During the summer, cars with kayaks or canoes on top are a common site. But even in the winter – when you'd expect to see skis – you can sometimes spot a kayak on the roof rack. One of those kayak-toting cars of winter is mine.
There's nothing wrong with kayaking in the summer. I do it all the time, though some weekends it's hard to escape the hordes of drunk tubers on the river or the throngs of pontoon boats on the lake.
Winter kayaking is a whole different scene.
The rivers are no longer a recreation spot. They’re just rivers. The cackling of kingfishers and crows replaces the whooping and hollering of humans.
In winter there are different sounds that go along with the swoosh of your paddle through the water. Some days it's the tinkling of ice crystals. Other days it's the crunching the ice makes when you smash into it. There's also the noise the ice along the shore makes as it moves and cracks ... sounds that call to mind lasers and R2D2 more than spa relaxation tapes.

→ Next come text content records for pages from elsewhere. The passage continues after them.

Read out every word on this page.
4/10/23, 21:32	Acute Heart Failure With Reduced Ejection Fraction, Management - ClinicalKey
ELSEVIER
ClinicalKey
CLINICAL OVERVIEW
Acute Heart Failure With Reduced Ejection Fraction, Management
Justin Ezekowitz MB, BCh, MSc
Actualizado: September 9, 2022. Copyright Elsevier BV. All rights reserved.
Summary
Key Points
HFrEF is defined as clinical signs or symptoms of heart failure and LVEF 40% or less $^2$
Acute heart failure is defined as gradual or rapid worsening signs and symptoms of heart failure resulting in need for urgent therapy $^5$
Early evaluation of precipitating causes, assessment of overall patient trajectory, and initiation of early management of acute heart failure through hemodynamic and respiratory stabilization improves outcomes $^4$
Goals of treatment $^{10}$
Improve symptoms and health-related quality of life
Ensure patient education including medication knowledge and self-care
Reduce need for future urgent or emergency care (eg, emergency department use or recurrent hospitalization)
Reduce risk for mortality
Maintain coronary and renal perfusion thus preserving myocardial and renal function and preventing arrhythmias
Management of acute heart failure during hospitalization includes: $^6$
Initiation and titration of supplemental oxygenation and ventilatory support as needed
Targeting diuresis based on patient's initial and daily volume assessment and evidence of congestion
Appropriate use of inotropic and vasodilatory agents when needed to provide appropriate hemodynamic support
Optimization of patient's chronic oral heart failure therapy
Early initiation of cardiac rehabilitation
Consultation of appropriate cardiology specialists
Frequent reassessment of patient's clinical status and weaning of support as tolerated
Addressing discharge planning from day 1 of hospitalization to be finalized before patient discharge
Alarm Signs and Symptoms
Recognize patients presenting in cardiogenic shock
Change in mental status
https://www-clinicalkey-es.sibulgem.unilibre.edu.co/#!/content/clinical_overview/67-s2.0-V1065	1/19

But mostly it's just silence. Particularly on the days when the snow is floating down.
These are the paddles when it's easy to pretend you're kayaking some remote stretch of the UP when you're really only miles from downtown. These are the paddles when the conversations with your kayaking buddies reach deep into the remote corners of your inner life. These are the paddles when you become aware of the heat your core can kick out with each stroke. These are the paddles known only to those willing to bundle up in fleece and neoprene.
It's how you explore those watery places in between our cities and towns when snow sticks to your hair but the stress of modern life melts away.
Hey, complain about winter all you want, but you’re missing the magic of paddling when the water teeters between liquid and solid.